IEC stands for International Electrotechnical Commission. The IEC 62304 is therefore a collection of proven practices for the development of medical software established by this Commission.It is the successor to the American ANSI/AAMI SW68 and places more emphasis on the software in medical devices and the associated risks.

As the proportion of software in the medical field becomes increasingly larger and more significant, it is now indispensable to establish guidelines for its development to prevent potential risks. Therefore, the IEC 62304 sets detailed requirements for the processes and activities carried out in the development of this software.

 

Special attention is given to the software lifecycle, which consists of the following 3 phases:

• Phase 1: Software Development
• Phase 2: Software Maintenance
• Phase 3: Software Shutdown

The latter phase is to be prevented as long as possible by alternating execution of phase 2. However, in order not to fall behind the constantly evolving state of technology after just a few years, a necessary structure must be considered during development.

 

The IEC 62304 therefore covers 5 topic areas:

• Software Development
• Software Maintenance
• Software Risk Management
• Software Configuration Management
• Software Problem Solving

The requirements for a work step under these processes are defined with a focus on the safety risk of the respective work step.

 

The basis for this are the safety classes defined according to ISO 14971:

• A: no injury or harm to health
• B: no severe injury possible
• C: death or severe injury possible

The risk is calculated according to ISO 14971 based on the probability of occurrence times the severity. With software, it cannot be determined in advance whether an error will occur. Therefore, the probability is provisionally set at 100%, which means that only the question of how high the severity is when an error occurs is taken into account.

 

For software development, the use of a clear method that supports the separability of individual work steps is recommended. These would be, for example, the waterfall method, the incremental method, or the evolutionary method.

 

Exemplary process models: Waterfall, incremental, evolutionary.

 

They allow the separate handling of work steps with higher security levels. This provides a better overview of the necessary requirements and their implementation.
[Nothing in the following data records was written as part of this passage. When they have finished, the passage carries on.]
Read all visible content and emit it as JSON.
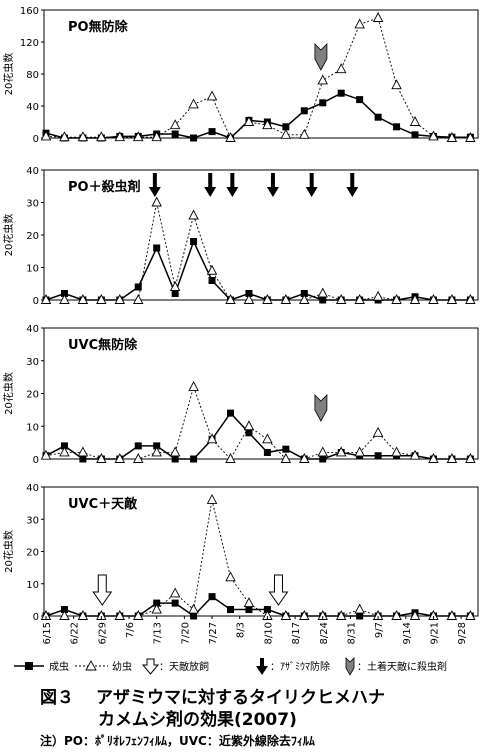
{
  "chart_data": [
    {
      "type": "line",
      "title": "PO無防除",
      "ylabel": "20花虫数",
      "ylim": [
        0,
        160
      ],
      "yticks": [
        0,
        40,
        80,
        120,
        160
      ],
      "series": [
        {
          "name": "成虫",
          "values": [
            6,
            0,
            0,
            0,
            2,
            2,
            5,
            5,
            0,
            8,
            0,
            22,
            20,
            14,
            34,
            44,
            56,
            48,
            26,
            14,
            4,
            2,
            1,
            1
          ]
        },
        {
          "name": "幼虫",
          "values": [
            2,
            1,
            1,
            1,
            1,
            1,
            1,
            16,
            42,
            52,
            0,
            20,
            16,
            4,
            4,
            72,
            86,
            142,
            150,
            66,
            20,
            2,
            0,
            0
          ]
        }
      ],
      "markers": [
        {
          "type": "soil_enemy_insecticide",
          "x_index": 14.9
        }
      ]
    },
    {
      "type": "line",
      "title": "PO＋殺虫剤",
      "ylabel": "20花虫数",
      "ylim": [
        0,
        40
      ],
      "yticks": [
        0,
        10,
        20,
        30,
        40
      ],
      "series": [
        {
          "name": "成虫",
          "values": [
            0,
            2,
            0,
            0,
            0,
            4,
            16,
            2,
            18,
            6,
            0,
            2,
            0,
            0,
            2,
            0,
            0,
            0,
            0,
            0,
            1,
            0,
            0,
            0
          ]
        },
        {
          "name": "幼虫",
          "values": [
            0,
            0,
            0,
            0,
            0,
            0,
            30,
            4,
            26,
            9,
            0,
            0,
            0,
            0,
            0,
            2,
            0,
            0,
            1,
            0,
            0,
            0,
            0,
            0
          ]
        }
      ],
      "markers": [
        {
          "type": "thrips_control",
          "x_index": 5.9
        },
        {
          "type": "thrips_control",
          "x_index": 8.9
        },
        {
          "type": "thrips_control",
          "x_index": 10.1
        },
        {
          "type": "thrips_control",
          "x_index": 12.3
        },
        {
          "type": "thrips_control",
          "x_index": 14.4
        },
        {
          "type": "thrips_control",
          "x_index": 16.6
        }
      ]
    },
    {
      "type": "line",
      "title": "UVC無防除",
      "ylabel": "20花虫数",
      "ylim": [
        0,
        40
      ],
      "yticks": [
        0,
        10,
        20,
        30,
        40
      ],
      "series": [
        {
          "name": "成虫",
          "values": [
            1,
            4,
            0,
            0,
            0,
            4,
            4,
            0,
            0,
            6,
            14,
            8,
            2,
            3,
            0,
            0,
            2,
            1,
            1,
            1,
            1,
            0,
            0,
            0
          ]
        },
        {
          "name": "幼虫",
          "values": [
            1,
            2,
            2,
            0,
            0,
            0,
            2,
            2,
            22,
            6,
            0,
            10,
            6,
            0,
            0,
            2,
            2,
            2,
            8,
            2,
            1,
            0,
            0,
            0
          ]
        }
      ],
      "markers": [
        {
          "type": "soil_enemy_insecticide",
          "x_index": 14.9
        }
      ]
    },
    {
      "type": "line",
      "title": "UVC＋天敵",
      "ylabel": "20花虫数",
      "ylim": [
        0,
        40
      ],
      "yticks": [
        0,
        10,
        20,
        30,
        40
      ],
      "series": [
        {
          "name": "成虫",
          "values": [
            0,
            2,
            0,
            0,
            0,
            0,
            4,
            4,
            0,
            6,
            2,
            2,
            2,
            0,
            0,
            0,
            0,
            0,
            0,
            0,
            1,
            0,
            0,
            0
          ]
        },
        {
          "name": "幼虫",
          "values": [
            0,
            0,
            0,
            0,
            0,
            0,
            2,
            7,
            2,
            36,
            12,
            4,
            0,
            0,
            0,
            0,
            0,
            2,
            0,
            0,
            0,
            0,
            0,
            0
          ]
        }
      ],
      "markers": [
        {
          "type": "natural_enemy_release",
          "x_index": 3.05
        },
        {
          "type": "natural_enemy_release",
          "x_index": 12.6
        }
      ]
    }
  ],
  "x_tick_labels": [
    "6/15",
    "6/22",
    "6/29",
    "7/6",
    "7/13",
    "7/20",
    "7/27",
    "8/3",
    "8/10",
    "8/17",
    "8/24",
    "8/31",
    "9/7",
    "9/14",
    "9/21",
    "9/28"
  ],
  "legend": {
    "adult": "成虫",
    "larva": "幼虫",
    "natural_enemy_release": "：天敵放飼",
    "thrips_control": "：ｱｻﾞﾐｳﾏ防除",
    "soil_enemy_insecticide": "：土着天敵に殺虫剤"
  },
  "caption": {
    "figure_no": "図３",
    "line1": "アザミウマに対するタイリクヒメハナ",
    "line2": "カメムシ剤の効果(2007)"
  },
  "note": "注）PO：ﾎﾟﾘｵﾚﾌｪﾝﾌｨﾙﾑ，UVC：近紫外線除去ﾌｨﾙﾑ",
  "colors": {
    "line": "#000000",
    "marker_gray": "#808080",
    "background": "#ffffff"
  },
  "icons": {
    "adult_marker": "filled-square",
    "larva_marker": "open-triangle",
    "release_marker": "hollow-down-arrow",
    "control_marker": "solid-down-arrow",
    "insecticide_marker": "gray-chevron"
  }
}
All fundamental aspects of software engineering must be covered in development, regardless of the security class involved.However, risk countermeasures, system architecture and integration, as well as integration tests must only be established and applied from safety class B onwards.
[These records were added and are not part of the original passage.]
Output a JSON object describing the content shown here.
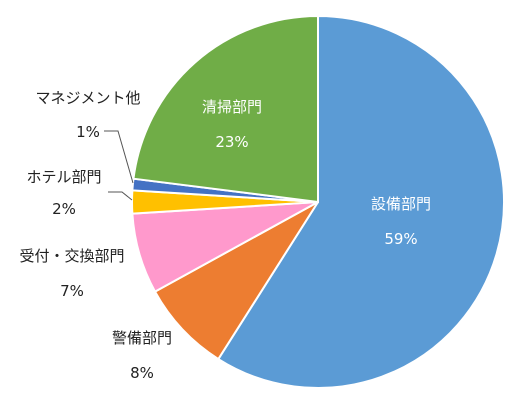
{
  "chart_data": {
    "type": "pie",
    "title": "",
    "start_angle_deg": 0,
    "direction": "clockwise",
    "slices": [
      {
        "name": "設備部門",
        "value": 59,
        "label": "59%",
        "color": "#5B9BD5"
      },
      {
        "name": "警備部門",
        "value": 8,
        "label": "8%",
        "color": "#ED7D31"
      },
      {
        "name": "受付・交換部門",
        "value": 7,
        "label": "7%",
        "color": "#FF99CC"
      },
      {
        "name": "ホテル部門",
        "value": 2,
        "label": "2%",
        "color": "#FFC000"
      },
      {
        "name": "マネジメント他",
        "value": 1,
        "label": "1%",
        "color": "#4472C4"
      },
      {
        "name": "清掃部門",
        "value": 23,
        "label": "23%",
        "color": "#70AD47"
      }
    ],
    "legend": "none"
  }
}
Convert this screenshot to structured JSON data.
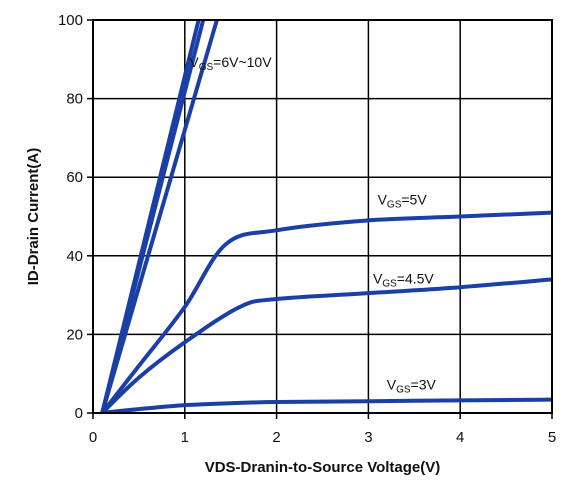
{
  "chart_data": {
    "type": "line",
    "title": "",
    "xlabel": "VDS-Dranin-to-Source Voltage(V)",
    "ylabel": "ID-Drain Current(A)",
    "xlim": [
      0,
      5
    ],
    "ylim": [
      0,
      100
    ],
    "x_ticks": [
      "0",
      "1",
      "2",
      "3",
      "4",
      "5"
    ],
    "y_ticks": [
      "0",
      "20",
      "40",
      "60",
      "80",
      "100"
    ],
    "grid": true,
    "line_color": "#1a3fa6",
    "series": [
      {
        "name": "VGS=6V~10V",
        "x": [
          0.1,
          1.15
        ],
        "y": [
          0,
          100
        ]
      },
      {
        "name": "VGS=6V~10V",
        "x": [
          0.1,
          1.2
        ],
        "y": [
          0,
          100
        ]
      },
      {
        "name": "VGS=6V~10V",
        "x": [
          0.1,
          1.35
        ],
        "y": [
          0,
          100
        ]
      },
      {
        "name": "VGS=5V",
        "x": [
          0.1,
          0.5,
          1.0,
          1.45,
          2.0,
          3.0,
          4.0,
          5.0
        ],
        "y": [
          0,
          12,
          27,
          43,
          46.5,
          49,
          50,
          51
        ]
      },
      {
        "name": "VGS=4.5V",
        "x": [
          0.1,
          0.5,
          1.0,
          1.6,
          2.0,
          3.0,
          4.0,
          5.0
        ],
        "y": [
          0,
          9,
          18,
          27,
          29,
          30.5,
          32,
          34
        ]
      },
      {
        "name": "VGS=3V",
        "x": [
          0.1,
          0.5,
          1.0,
          1.5,
          2.0,
          3.0,
          4.0,
          5.0
        ],
        "y": [
          0,
          1,
          2,
          2.5,
          2.8,
          3,
          3.2,
          3.4
        ]
      }
    ],
    "annotations": [
      {
        "text_sub": "GS",
        "text_main": "=6V~10V",
        "x": 1.05,
        "y": 88
      },
      {
        "text_sub": "GS",
        "text_main": "=5V",
        "x": 3.1,
        "y": 53
      },
      {
        "text_sub": "GS",
        "text_main": "=4.5V",
        "x": 3.05,
        "y": 33
      },
      {
        "text_sub": "GS",
        "text_main": "=3V",
        "x": 3.2,
        "y": 6
      }
    ]
  }
}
From safety class C onwards, standards, methods and tools must be recorded in advance in a development plan and a documentation of the work steps must be kept. More details are specified in ISO 61508.
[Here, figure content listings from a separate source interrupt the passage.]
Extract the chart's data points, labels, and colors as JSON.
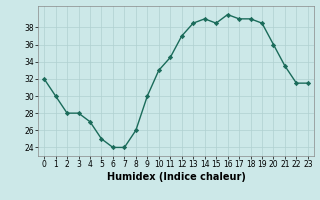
{
  "x": [
    0,
    1,
    2,
    3,
    4,
    5,
    6,
    7,
    8,
    9,
    10,
    11,
    12,
    13,
    14,
    15,
    16,
    17,
    18,
    19,
    20,
    21,
    22,
    23
  ],
  "y": [
    32,
    30,
    28,
    28,
    27,
    25,
    24,
    24,
    26,
    30,
    33,
    34.5,
    37,
    38.5,
    39,
    38.5,
    39.5,
    39,
    39,
    38.5,
    36,
    33.5,
    31.5,
    31.5
  ],
  "xlabel": "Humidex (Indice chaleur)",
  "xlim": [
    -0.5,
    23.5
  ],
  "ylim": [
    23,
    40.5
  ],
  "yticks": [
    24,
    26,
    28,
    30,
    32,
    34,
    36,
    38
  ],
  "xticks": [
    0,
    1,
    2,
    3,
    4,
    5,
    6,
    7,
    8,
    9,
    10,
    11,
    12,
    13,
    14,
    15,
    16,
    17,
    18,
    19,
    20,
    21,
    22,
    23
  ],
  "line_color": "#1a6b5a",
  "marker_color": "#1a6b5a",
  "bg_color": "#cce8e8",
  "grid_color": "#b0d0d0",
  "marker": "D",
  "marker_size": 2.2,
  "line_width": 1.0,
  "tick_fontsize": 5.5,
  "xlabel_fontsize": 7.0
}
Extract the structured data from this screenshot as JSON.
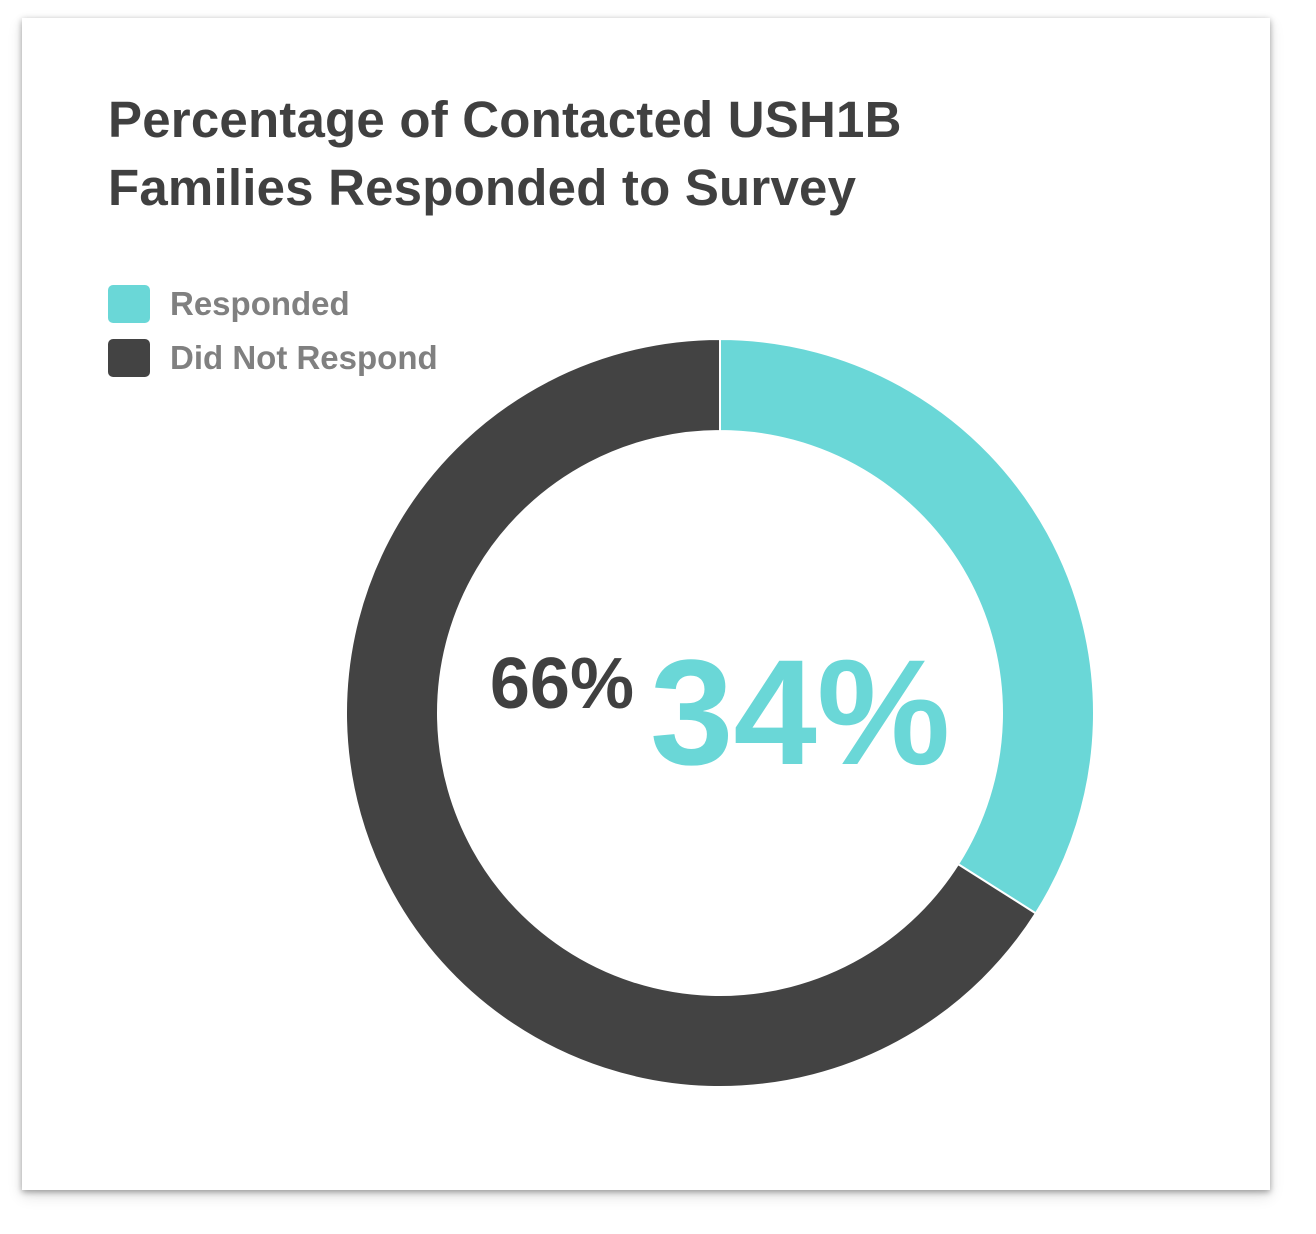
{
  "title_lines": [
    "Percentage of Contacted USH1B",
    "Families Responded to Survey"
  ],
  "legend": [
    {
      "label": "Responded",
      "color": "#6ad7d7"
    },
    {
      "label": "Did Not Respond",
      "color": "#434343"
    }
  ],
  "chart_data": {
    "type": "pie",
    "variant": "donut",
    "title": "Percentage of Contacted USH1B Families Responded to Survey",
    "categories": [
      "Responded",
      "Did Not Respond"
    ],
    "values": [
      34,
      66
    ],
    "unit": "%",
    "colors": [
      "#6ad7d7",
      "#434343"
    ],
    "center_labels": [
      {
        "text": "66%",
        "color": "#404040"
      },
      {
        "text": "34%",
        "color": "#6ad7d7"
      }
    ],
    "legend_position": "top-left",
    "start_angle": "12 o'clock, clockwise"
  }
}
If the process of work development is carried out carefully, it facilitates the other processes considerably. Precise procedures for these are also defined in the IEC 62304. The software risk management, for example, can be implemented according to the ISO 14971.If the given standards are adhered to, software for medical products can be implemented efficiently and in accordance with the requirements. Moreover, not only medical devices are considered medical products. Even software that is only partially related to the healthcare sector must have been developed according to the prescribed standards!

IEC 62304 Certification and the matter of killing two birds with one stone

Of course, we want to assure you that our products meet the standards. Therefore, we would like to point out here that a simple certification according to IEC 62304 is not sufficient!

Because everyone is entitled to issue such a certificate.Accordingly, it is not allowed to develop medical products if you only have a certification for IEC 62304!

That's why we are getting certified according to ISO 13485. Because the examination for ISO 13485 is carried out by accredited bodies. They also check for conformity with IEC 62304

This means that a company that is certified according to ISO 13485 is also tested according to IEC 62304 at the same time!